Позже я узнала, что это был “экзамен”: больная ожидала увидеть Шуру, а ее навестила великая княгиня Ольга.
С появлением великой княгини Ольги Александровны в комнате поселились радость и мир. Она оставалась до вечера, и, когда прощалась, больная вдруг наклонилась к ее руке и нежно прикоснулась к ней губами. Жест этот настолько противоречил ее обычной манере, что мы были крайне удивлены…
Наутро, уже в девять часов, великая княгиня Ольга снова была у нас. С ее появлением в комнате запахло счастьем и надеждой. Больная лежала на подушках, и лицо ее сияло. Великая княгиня уселась рядом с нею и принялась показывать ей портреты двух своих маленьких сыновей. Ее собеседница разглядывала фотографии с какой-то тайной грустью. Великая княгиня — недаром она была настоящая леди, — словно прочитав ее мысли, стала расспрашивать бедняжку о ее собственном ребенке. Она сильно покраснела… и уклонилась от ответа: ребенок был совсем еще маленький, она оставила его в Бухаресте на попечение двух женщин из приютившей ее семьи.
Потом она рассказывала мне:
— Я готова была провалиться сквозь землю, когда тетя спросила меня об этом. Боже мой, что за мука думать, что я должна была родить этого ребенка!.. Но это произошло не по моей вине! У меня не было сил, я болела и не могла защитить себя…
Вдруг далекие воспоминания овладели ею.
— Мне это приснилось или так все и было в самом деле? Ведь была в нашем доме комната с совсем крохотными низкими стульчиками?..
— Да, совершенно верно, это не сон, — ответила великая княгиня.
— …А это не привиделось мне: будто там была еще винтовая лестница, и мы всегда спускались по ней.

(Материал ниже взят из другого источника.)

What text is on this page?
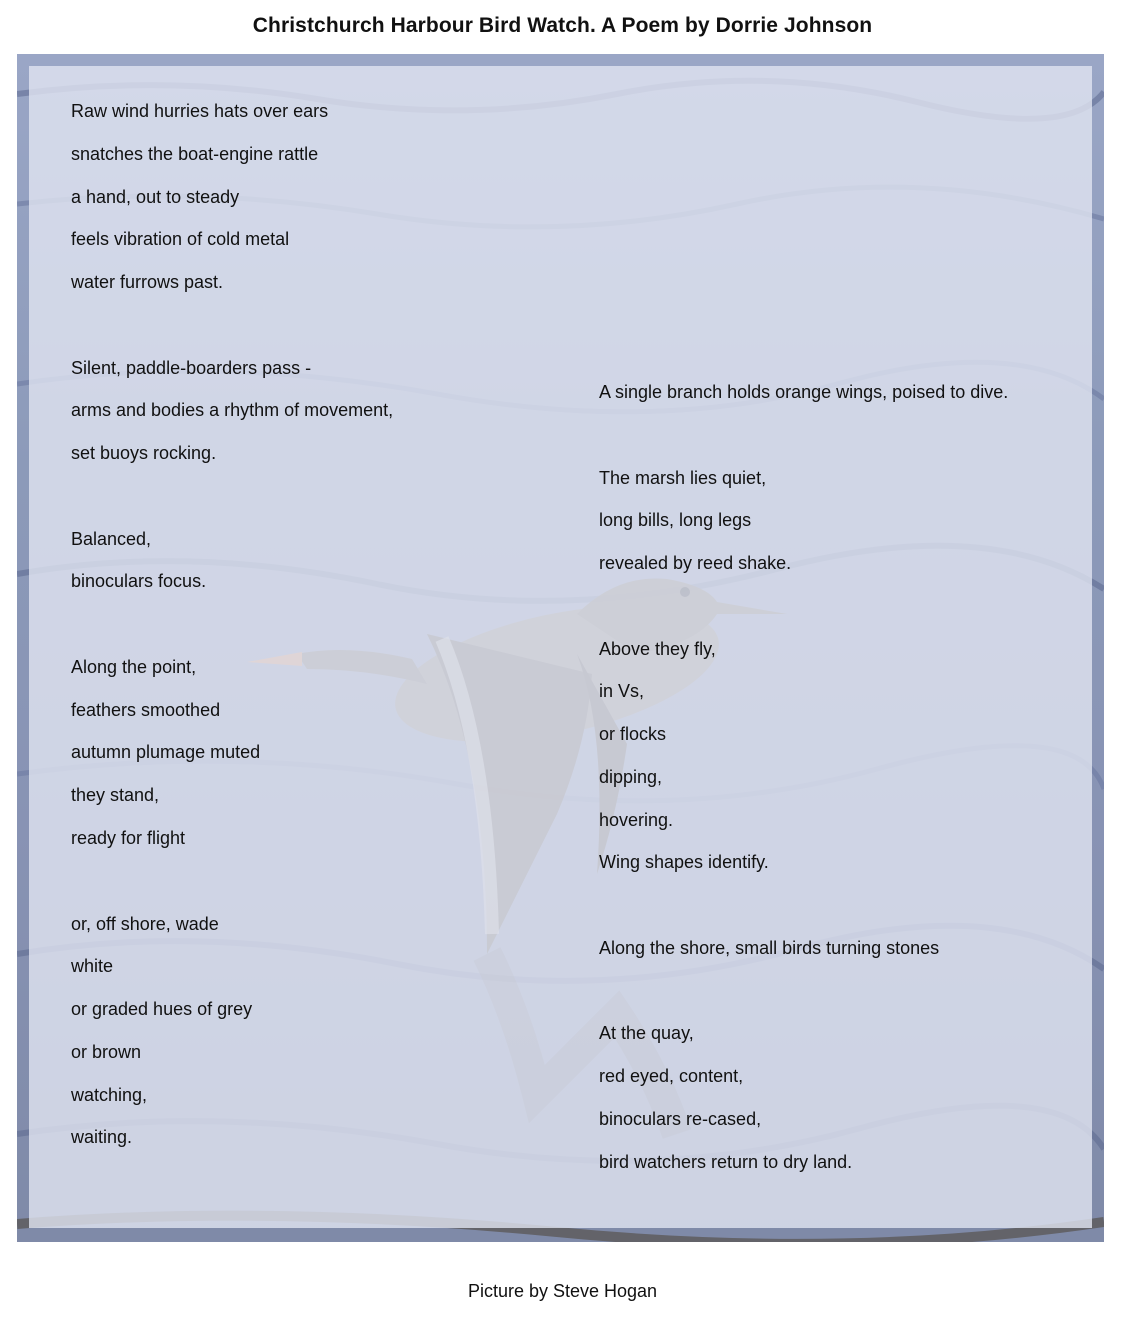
Christchurch Harbour Bird Watch. A Poem by Dorrie Johnson
Raw wind hurries hats over ears
snatches the boat-engine rattle
a hand, out to steady
feels vibration of cold metal
water furrows past.
Silent, paddle-boarders pass -
arms and bodies a rhythm of movement,
set buoys rocking.
Balanced,
binoculars focus.
Along the point,
feathers smoothed
autumn plumage muted
they stand,
ready for flight
or, off shore, wade
white
or graded hues of grey
or brown
watching,
waiting.
A single branch holds orange wings, poised to dive.
The marsh lies quiet,
long bills, long legs
revealed by reed shake.
Above they fly,
in Vs,
or flocks
dipping,
hovering.
Wing shapes identify.
Along the shore, small birds turning stones
At the quay,
red eyed, content,
binoculars re-cased,
bird watchers return to dry land.
Picture by Steve Hogan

— Верно, — с надеждой подтвердила великая княгиня и, в свою очередь, спросила:
— А что бывало каждую субботу у этой лестницы?
Больная не могла припомнить; видно было с ясностью, как она с трудом пытается совладать с изменяющей ей памятью. Но картины прошлого ускользали от нее.
Несколько времени спустя она сказала, обращаясь ко мне:
— Тетушка всегда звала меня “Schwipsik”.
— Да, — откликнулась великая княгиня, — я всегда обращалась к ней именно так.
Нет сомнения, ей было приятно и радостно услышать это. В полдень она покинула нас: ее ждали к завтраку в датском посольстве.
Вскоре она снова была у нас, но на сей раз ее сопровождала дама, уже прежде приходившая навестить больную вместе с господином Жийяром в Мариинской больнице. Это была Шура, которую так ждала больная.
Шура была страшно взволнована. Она подошла к постели своей бывшей воспитанницы и с улыбкой обратилась к ней по-русски:
— Как вы себя чувствуете?
Великая княгиня наклонилась к ней и спросила мягко, будто желая ее подбодрить:
— Ну кто же это?
— Шура! — выдохнула она.
Мы все слышали это. Великая княгиня Ольга Александровна захлопала в ладоши и воскликнула с необычайной радостью:
— Верно, верно! Но теперь надо говорить по-русски: Шура по-немецки не знает ни слова.
Эта просьба, казалось, не слишком обрадовала больную. Она предложила ей сесть — опять на немецком — и не сводила с нее глаз. Затем она взяла свой флакон с одеколоном, вылила несколько капель Шуре в ладонь и попросила ее протереть свой лоб. Шура со слезами на глазах рассмеялась. Это был совершенно особенный жест, характерный только для великой княжны Анастасии Николаевны: она ужасно любила духи и иногда буквально “обливала ими свою Шуру”, чтобы та “благоухала, как букет цветов…”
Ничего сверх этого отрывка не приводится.